87し「浮遊する涙」
「ん…クリネ…?」
じっとそばで嘴に果実を持ってクイナを見つめるクリネ。よく見ればもう一方の果実を踏み台にしている。いつの間にか二つの果実を転がしてかこの状況を作り出した様だ。彼女は喋らなくなった相棒の意図を理解する。これはつまり、間接キスの果実かそうでない方かの選択権を寄越していると言う事だ。彼女は逡巡の後、嘴の果実を指差した。これが最後かも知れないとなると随分と間接キス側の果実確保を温存したものだなと可笑しくなってクイナは乾いた笑いを零す。どうあれ笑顔を取り戻したクイナを見るにつけ、クリネも嬉しさで飛ばないまでも翼を広げる仕草を見せた。ボディーランゲージとまで派手な演出は出来ないが、その仕草は言葉を失った彼にとって出来る最大の感情表現の一つとしてのそれだった。

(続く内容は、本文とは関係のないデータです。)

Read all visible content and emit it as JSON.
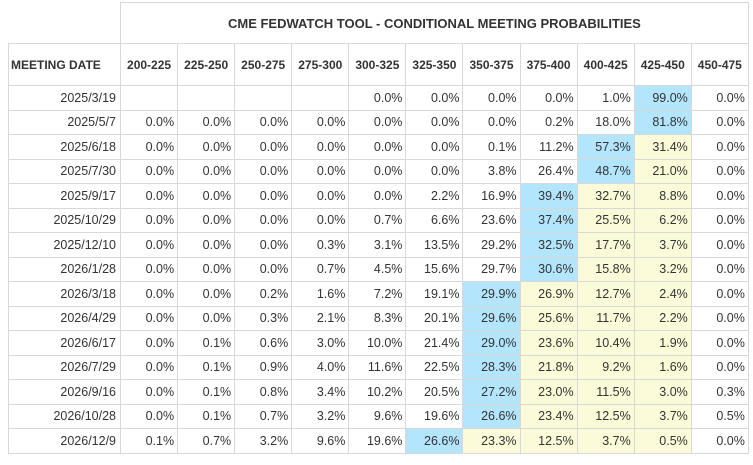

言葉を失った、は或る意味過大表現ではあった。繰り返しになるが知性の欠落は無い、ただ翠の声に脳を以前よりも支配され対外的な発声機能の脳伝達力が途絶えてしまったとそう言う話だ。左頬の愛らしさ確保は何も遊びと言う側面だけでは無かった、あれによって脳伝達に必要だった絶妙なバランスが維持されて来た。今となっては橋の上でも見なかったレベルで上半身のほぼ全てに緑の太い線が入っている彼はその姿に見合うだけの、自己の声含む内向きの緑の声の数々にひたすら向き合う聲の牢獄生活に入ったと言う事だ。それでもクイナの届ける言葉への理解力は健在で、集中力を外に向けるのが困難になる次の段階に至るまでクリネには相棒として、使徒としての資質が残っているし実際本人も役目を務めるのに吝かでは無かった。
早速のお務めとして何が起こるか示す為間髪入れず爪痕の有る果実を食べた、所謂毒味だ。深まる翠の声の縛鎖。苦しさが、ヒビとしての体の一線の支配領域が加速し自然と涙がクリネの瞳から零れる。それは透明で簡単には乾かない不思議な涙だった。透明な液体、それが存続する──これは実の所この閉鎖世界においては多分に異常現象で、結局クイナが足を折り流血し泣いた時もクリネが処刑の光景を夢見でなのか見て泣いた時も血や涙は即刻乾いた、要するにこの世界は赤い血だろうと透明な涙だろうと緑である液体以外は速攻で存在否定され蒸発してしまう、蒸発と言うか、恐らく翠の水の構成要員として連れ去られるのだろう。だがこの涙はどうか、存続はおろか浮き始めた、そしてふわふわと意志を持つかの様に果樹園の外へ旅立とうとしている。この事態を予期していなかったクリネは見失いたくない一心でクイナを置いて追いかけて行ってしまった。慌ててクイナも後を追い走り出す。二者ともそれぞれのやり方で、クリネは足、クイナは左手に果実を携えながら。瞬間的にはクリネが容易かった筈の嘴を使うのを保留としたのは、遂に間接キスの壁を取っ払って受け取ってくれたクイナへの感謝の念からだった。クイナにも基本的には右手は相棒の為に空けて置くものと言う意識がある。咄嗟に出た行動にも二様の思慮は見え隠れしていた。そしてこの世界における可憐な一輪の花としてのクイナが花として本来在るべき果樹園に初めて滞在した期間は皮肉にも10分と無く、また果樹園には時の停滞した様な異質なマンドラゴラ果実を育む為だけに在ると言う殺風景さが蘇ったのだった。